By Alexander Green, Investment U's chief investment strategistNEW YORK ( TheStreet) -- Speculators should sell their gold. I know most readers will disagree -- I've been down this road before. To wit: In 2000, we called investors' love affair with Internet and technology shares "perhaps the greatest investment mania of all time." Readers wrote in that we "just didn't get it," that we didn't understand the New Era. And, indeed, it made no sense to me. In addition, six years ago, when I warned of the dangers of the housing bubble, readers chimed in again, telling me that real estate always goes up. (They said that even though it had fallen for 14 consecutive years in Japan.) So my opening line may irritate the majority again. But gold, now priced at more than $1,365 an ounce, is trading in La-La Land. And if you're piling into it now, you're taking a very poor risk. Don't get me wrong: High-quality gold shares should be part of any well-diversified portfolio. Unlike the metal itself, blue-chip gold stocks have delivered an average annual compounded return of about 12% over the past 50 years. And they're not correlated with the broad market, which gives your portfolio higher returns with less volatility. That's why we own the Vanguard Precious Metals and Mining Fund ( VGPMX) in The Oxford Club's Gone Fishin' Portfolio and AngloGold Ashanti ( AU) in our Oxford Trading Portfolio. But gold has more than tripled in the past five years and quintupled over the past 10. Gold bugs say it will go much higher, but there are good reasons to be skeptical. Gold is a wonderful hedge against inflation and economic calamity. And since we recently experienced a full-blown financial crisis, it's natural that gold prices spiked. But why is it still climbing? Things are getting better, not worse. The risk of a catastrophic meltdown has lessened considerably over the past year and a half. And inflation? The CPI has dropped from 2.7% at the end of 2009 to 1.2% at the end of 2010. Inflation is not a threat. "Expect that to change," the gold bulls insist. They predict that higher inflation is just ahead because commodity prices are rising, the Fed is printing money and Congress is spreading it around with a fire hose.

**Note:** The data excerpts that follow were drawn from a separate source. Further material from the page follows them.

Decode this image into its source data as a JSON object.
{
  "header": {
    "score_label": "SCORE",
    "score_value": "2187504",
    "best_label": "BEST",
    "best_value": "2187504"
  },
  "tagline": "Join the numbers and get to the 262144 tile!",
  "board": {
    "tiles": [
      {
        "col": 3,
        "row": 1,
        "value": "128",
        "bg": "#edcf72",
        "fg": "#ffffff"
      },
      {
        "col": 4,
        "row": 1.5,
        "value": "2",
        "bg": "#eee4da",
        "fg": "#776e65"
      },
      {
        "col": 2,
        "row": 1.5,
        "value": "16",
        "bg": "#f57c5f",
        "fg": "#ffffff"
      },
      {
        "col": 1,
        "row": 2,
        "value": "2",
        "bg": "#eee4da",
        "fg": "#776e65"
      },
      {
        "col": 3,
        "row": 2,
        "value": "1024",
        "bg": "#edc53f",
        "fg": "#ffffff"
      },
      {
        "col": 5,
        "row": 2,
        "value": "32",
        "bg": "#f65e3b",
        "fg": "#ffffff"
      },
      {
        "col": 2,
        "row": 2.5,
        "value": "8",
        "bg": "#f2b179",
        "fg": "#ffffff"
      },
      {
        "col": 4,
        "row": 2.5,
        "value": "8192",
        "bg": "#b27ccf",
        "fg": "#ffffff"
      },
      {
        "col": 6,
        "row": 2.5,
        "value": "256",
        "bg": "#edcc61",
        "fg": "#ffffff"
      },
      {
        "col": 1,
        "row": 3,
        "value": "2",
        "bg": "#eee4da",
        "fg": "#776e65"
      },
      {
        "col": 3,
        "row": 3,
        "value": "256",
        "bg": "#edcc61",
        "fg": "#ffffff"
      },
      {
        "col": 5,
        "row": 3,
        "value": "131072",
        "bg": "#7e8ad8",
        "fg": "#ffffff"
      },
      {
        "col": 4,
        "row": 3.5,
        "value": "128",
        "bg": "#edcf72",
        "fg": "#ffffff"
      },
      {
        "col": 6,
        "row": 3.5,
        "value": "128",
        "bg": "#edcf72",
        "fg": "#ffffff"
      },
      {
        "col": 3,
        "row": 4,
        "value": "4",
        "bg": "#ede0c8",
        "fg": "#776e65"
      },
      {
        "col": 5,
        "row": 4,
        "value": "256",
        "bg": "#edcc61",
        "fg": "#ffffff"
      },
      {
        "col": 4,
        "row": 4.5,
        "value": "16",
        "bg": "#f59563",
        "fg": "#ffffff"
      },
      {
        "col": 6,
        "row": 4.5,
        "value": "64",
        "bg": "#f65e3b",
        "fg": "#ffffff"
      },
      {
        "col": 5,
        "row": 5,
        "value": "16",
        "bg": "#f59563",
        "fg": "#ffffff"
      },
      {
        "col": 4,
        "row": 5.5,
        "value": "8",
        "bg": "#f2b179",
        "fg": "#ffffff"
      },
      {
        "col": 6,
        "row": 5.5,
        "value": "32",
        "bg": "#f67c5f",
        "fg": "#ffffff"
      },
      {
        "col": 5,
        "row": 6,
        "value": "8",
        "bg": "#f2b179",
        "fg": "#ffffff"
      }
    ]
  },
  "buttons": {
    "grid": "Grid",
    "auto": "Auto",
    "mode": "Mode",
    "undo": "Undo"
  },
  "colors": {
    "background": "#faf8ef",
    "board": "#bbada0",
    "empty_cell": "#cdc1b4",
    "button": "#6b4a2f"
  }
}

But there are significant disinflationary forces at work right now. Factors That Could Stall Gold's Price Rise: 1. The real estate meltdown: It's far from over. Most Americans' biggest asset is their home and as values continue to slide, it will make homeowners even more reluctant to spend. 2. High unemployment: Traditionally, inflation moves higher during periods of higher wages and benefits. But with one in 10 workers on the sidelines, that's not a significant threat. 3. The Fed: Despite how often you've heard it, the Fed is not "printing money." That is a myth. The amount of currency in circulation isn't changing. The money supply hasn't changed in any significant way. The Fed is buying Treasury securities to lower long-term interest rates and stimulate the economy. I believe this policy is unwise and unnecessary, but it hasn't proved inflationary, and it could be revoked at any time. 4. Gold price projections: The way that some gold bulls forecast future prices is ridiculous. Under the best of circumstances, gold is tough to value. It doesn't pay interest like bonds. It has no earnings or dividends like stocks. It can't house you or provide rental income like real estate. So how do you project where gold should be trading? That's the $6 million question. The Problem With Predicting the Price of Gold For example, I hear bulls talking about record deficits and the problems in the eurozone and so forth. Indeed, those are serious issues. But they may prove deflationary instead of inflationary. How does it tell you what the price of gold should be? If gold were currently trading at $3,000 an ounce and these same problems existed, would that mean gold should be trading at $4,000, or $5,000, or $10,000? Who can say? After all, the world's economic problems are no secret, and the markets have had plenty of time to absorb the news. Some analysts point out that gold was trading for $850 an ounce in 1980 and if you just adjust for inflation, the price should be around $2,300 today. But that's just guesswork gussied up with charts. Gold has often underperformed inflation for decades, as it did between 1980 and 2000, when it rather spectacularly lost 70% of its value. How can you be sure that won't happen again?
I'm not saying it will happen. But I am saying that -- while the next move in a bubble is anyone's guess -- looking back five or 10 years from now, this is likely to be viewed as yet another investment mania. (Bear in mind that in 2005, investors made up 16% of the demand for gold. Today, it's more than 40%.) If you pile into the barbarous relic at these prices, you may get the same shellacking that Internet investors and real estate speculators got a few years ago. My advice? Keep 5% to 10% of your portfolio in high-quality gold shares as a hedge against inflation and potential economic calamity. But if you own gold purely for speculative purposes, do yourself a favor. Take profits now.